Skip to content

job run

Run a job in Studio.

Synopsis

usage: datachain job run [-h] [-v] [-q] [--team TEAM] [--env-file ENV_FILE] [--env ENV [ENV ...]] [--cluster CLUSTER] [--workers WORKERS]
                         [--files FILES [FILES ...]] [--python-version PYTHON_VERSION] [--repository REPOSITORY] [--req-file REQ_FILE] [--req REQ [REQ ...]]
                         [--priority PRIORITY] [--start-time START_TIME] [--cron CRON]
                         file

Description

This command runs a job in Studio using the specified query file. You can configure various aspects of the job including environment variables, Python version, dependencies, and more. When using --start-time or --cron, the job is scheduled as a task and will not show logs immediately.
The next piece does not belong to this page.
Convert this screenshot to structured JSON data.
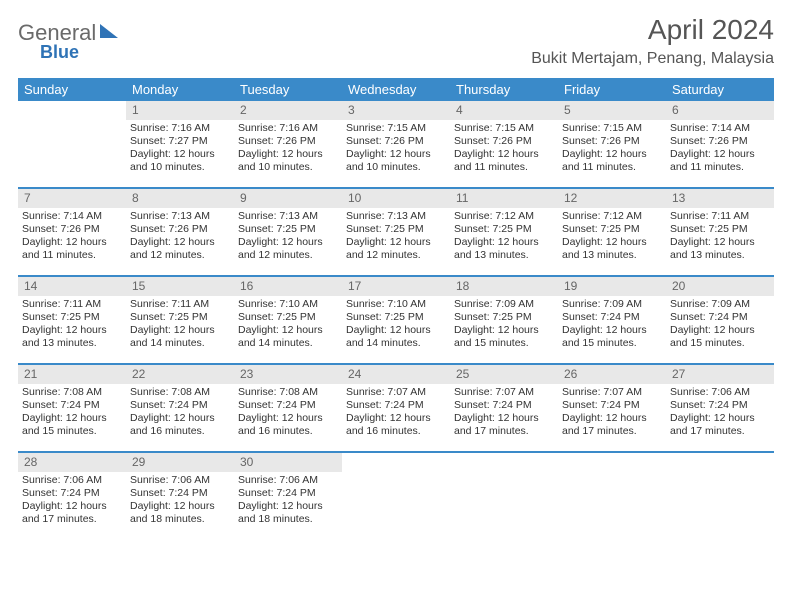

The job will be executed according to the schedule.

Arguments

  • file - Query file to run

Options

  • --team TEAM - Team to run job for (default: from config)
  • --env-file ENV_FILE - File with environment variables for the job
  • --env ENV - Environment variables in KEY=VALUE format
  • --cluster CLUSTER - Compute cluster to run the job on
  • --workers WORKERS - Number of workers for the job
  • --files FILES - Additional files to include in the job
  • --python-version PYTHON_VERSION - Python version for the job (e.g., 3.9, 3.10, 3.11)
  • --repository REPOSITORY - Repository URL to clone before running the job
  • --req-file REQ_FILE - Python requirements file
  • --req REQ - Python package requirements
  • --priority PRIORITY - Priority for the job in range 0-5. Lower value is higher priority (default: 5)
  • --start-time START_TIME - Start time in ISO format or natural language for the cron task.
  • --cron CRON - Cron expression for the cron task.
  • -h, --help - Show the help message and exit.
  • -v, --verbose - Be verbose.
  • -q, --quiet - Be quiet.

Examples

  1. Run a basic job:

    datachain job run query.py
    

  2. Run a job with specific team and Python version:

    datachain job run --team my-team --python-version 3.11 query.py
    

  3. Run a job with environment variables and requirements:

    datachain job run --env-file .env --req-file requirements.txt query.py
    

  4. Run a job with multiple workers and additional files:

    datachain job run --workers 4 --files utils.py config.json query.py
    

  5. Run a job with inline environment variables and package requirements:

    datachain job run --env API_KEY=123 --req pandas numpy query.py
    

  6. Run a job with a repository (will be cloned in the job working directory):

    datachain job run --repository https://github.com/iterative/datachain query.py
    
    # To specify a branch / revision:
    datachain job run --repository https://github.com/iterative/datachain@main query.py
    
    # Git URLs are also supported:
    datachain job run --repository git@github.com:iterative/datachain.git@main query.py
    

  7. Run a job with higher priority

    datachain job run --priority 2 query.py
    

  8. Run a job in a specific cluster

    # Get the cluster id using following command
    datachain job clusters
    # Use the id  of an active clusters from above
    datachain job run --cluster 1 query.py
    

  9. Schedule a job to run once at a specific time

    # Run job tomorrow at 3pm
    datachain job run --start-time "tomorrow 3pm" query.py
    
    # Run job in 2 hours
    datachain job run --start-time "in 2 hours" query.py
    
    # Run job on Monday at 9am
    datachain job run --start-time "monday 9am" query.py
    
    # Run job at a specific date and time
    datachain job run --start-time "2024-01-15 14:30:00" query.py
    

  10. Schedule a recurring job using cron expression

    # Run job daily at midnight
    datachain job run --cron "0 0 * * *" query.py
    
    # Run job every Monday at 9am
    datachain job run --cron "0 9 * * 1" query.py
    
    # Run job every hour
    datachain job run --cron "0 * * * *" query.py
    
    # Run job every month
    datachain job run --cron "@monthly" query.py
    

  11. Schedule a recurring job with a start time

    # Start the cron job after tomorrow 3pm
    datachain job run --start-time "tomorrow 3pm" --cron "0 0 * * *" query.py
    

Notes

  • Closing the logs command (e.g., with Ctrl+C) will only stop displaying the logs but will not cancel the job execution
  • To cancel a running job, use the datachain job cancel command
  • The job will continue running in Studio even after you stop viewing the logs
  • You can get the list of compute clusters using datachain job clusters command.
  • When using --start-time or --cron options, the job is scheduled as a task and will not show logs immediately. The job will be executed according to the schedule.
  • The --start-time option supports natural language parsing using the dateparser library, allowing flexible time expressions like "tomorrow 3pm", "in 2 hours", "monday 9am", etc.
  • Cron expressions follow the standard format: minute hour day-of-month month day-of-week (e.g., "0 0 * * *" for daily at midnight) or Vixie cron-style “@” keyword expressions.
  • Following options for Vixie cron-style expressions are supported:
    • @midnight
    • @hourly
    • @daily
    • @weekly
    • @monthly
    • @yearly
    • @annually